The Supreme Court of India has ruled that no person can be forced to get vaccinated, in a ruling that found the country’s constitution gives everyone the right to refuse vaccination. It also ruled that all data from Covid-19 vaccine trial be made publicly available “without further delay”.
The judges found that the government had a right to protect communitarian health, but found certain vaccine mandates imposed by State governments/Union Territories, disproportionate as they sought to deny access to basic welfare measures and freedom of movement to unvaccinated individuals.
A Bench led by Justice L. Nageswara Rao said that such vaccine mandates wilted in the face of “emerging scientific opinion” that the risk of transmission of COVID-19 infection from unvaccinated individuals was almost on par with that from vaccinated persons.
The ruling, handed down May 3rd, is considered a milestone judgement for the country’s Covid-19 policy, Indian media outlets said.
The petition was filed by Dr Jacob Puliyel, a former member of the National Technical Advisory Group, the highest advisory body on immunisation in the country.
The court found that: “Considering bodily autonomy, bodily integrity is protected under article 21. No one can be forced to get vaccinated. (But) the government can regulate in areas of bodily autonomy.”
“As long as Covid numbers are low, no restriction should be placed on individuals from accessing public areas and the same should be recalled if such restrictions are in place,” the bench ruled.
The court also directed that adverse events of vaccines be published on a publicly accessible system without compromising the privacy of the individuals who are reporting those effects.
“Information related to adverse events is crucial to create awareness about vaccines and their efficiency, apart from contributing to scientific studies about the pandemic… There is a pertinent need for collection of data on adverse events and wider participation,” Justice Rao, who authored the judgment, observed.
Data from Covid-19 vaccine trials should be made available to the public immediately, the justices ruled.
The Bench held that India’s paediatric vaccination policy against the coronavirus was in line with “global scientific consensus” and bodies such as the World Health Organisation, and said it did not want to “second guess” these expert opinions.
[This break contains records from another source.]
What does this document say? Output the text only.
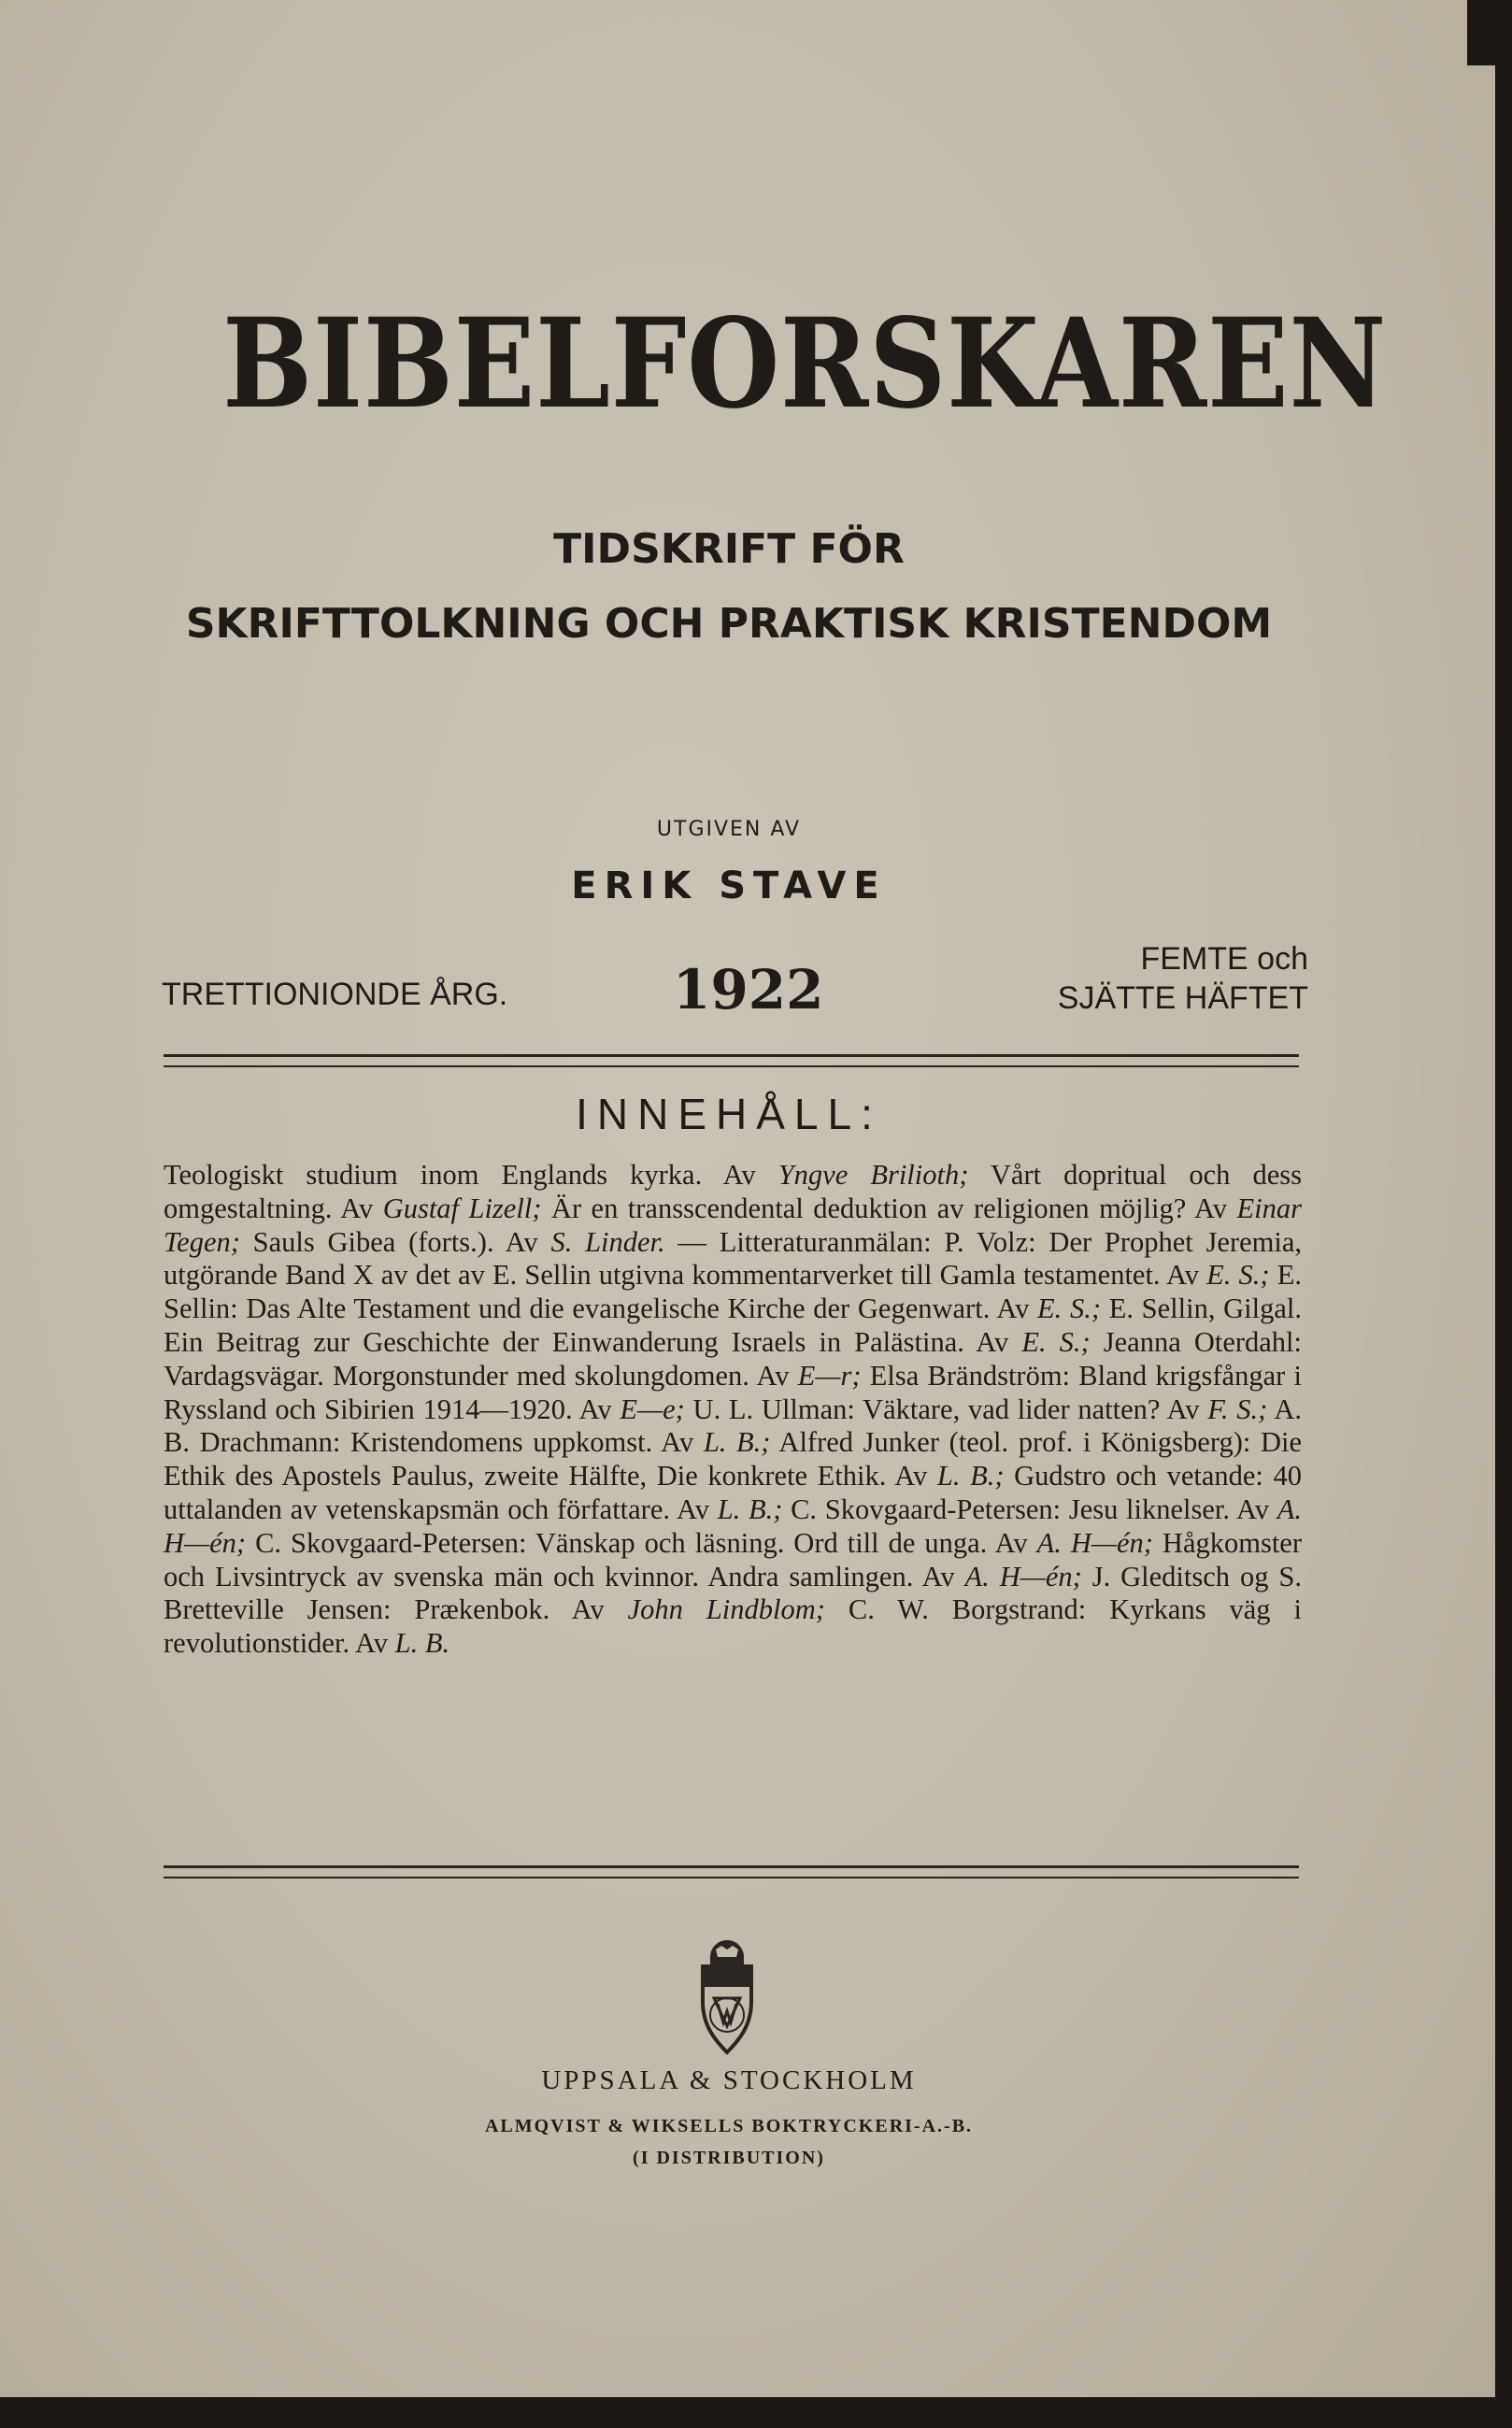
BIBELFORSKAREN
TIDSKRIFT FÖR
SKRIFTTOLKNING OCH PRAKTISK KRISTENDOM
UTGIVEN AV
ERIK STAVE
TRETTIONIONDE ÅRG.	1922	FEMTE och
SJÄTTE HÄFTET
INNEHÅLL:
Teologiskt studium inom Englands kyrka. Av Yngve Brilioth; Vårt dopritual och dess omgestaltning. Av Gustaf Lizell; Är en transscendental deduktion av religionen möjlig? Av Einar Tegen; Sauls Gibea (forts.). Av S. Linder. — Litteraturanmälan: P. Volz: Der Prophet Jeremia, utgörande Band X av det av E. Sellin utgivna kommentarverket till Gamla testamentet. Av E. S.; E. Sellin: Das Alte Testament und die evangelische Kirche der Gegenwart. Av E. S.; E. Sellin, Gilgal. Ein Beitrag zur Geschichte der Einwanderung Israels in Palästina. Av E. S.; Jeanna Oterdahl: Vardagsvägar. Morgonstunder med skolungdomen. Av E—r; Elsa Brändström: Bland krigsfångar i Ryssland och Sibirien 1914—1920. Av E—e; U. L. Ullman: Väktare, vad lider natten? Av F. S.; A. B. Drachmann: Kristendomens uppkomst. Av L. B.; Alfred Junker (teol. prof. i Königsberg): Die Ethik des Apostels Paulus, zweite Hälfte, Die konkrete Ethik. Av L. B.; Gudstro och vetande: 40 uttalanden av vetenskapsmän och författare. Av L. B.; C. Skovgaard-Petersen: Jesu liknelser. Av A. H—én; C. Skovgaard-Petersen: Vänskap och läsning. Ord till de unga. Av A. H—én; Hågkomster och Livsintryck av svenska män och kvinnor. Andra samlingen. Av A. H—én; J. Gleditsch og S. Bretteville Jensen: Prækenbok. Av John Lindblom; C. W. Borgstrand: Kyrkans väg i revolutionstider. Av L. B.
UPPSALA & STOCKHOLM
ALMQVIST & WIKSELLS BOKTRYCKERI-A.-B.
(I DISTRIBUTION)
However, the court directed the government to ensure that the findings and results of the relevant phases of clinical trials of vaccines already approved by the regulating authorities for administration to children be made public at the earliest, if not already done.
The court said the government had already disclosed segregated clinical data on phase three trials.
It held that materials published by the government did “not warrant the impression that the emergency use authorisation for Covishield and Covaxin vaccines was given in haste without thorough review of the data”.
“Regarding segregation of vaccine trial data, subject to the privacy of individuals, all trials already conducted and to be subsequently conducted, all data must be made available to the public without further delay,” the court said.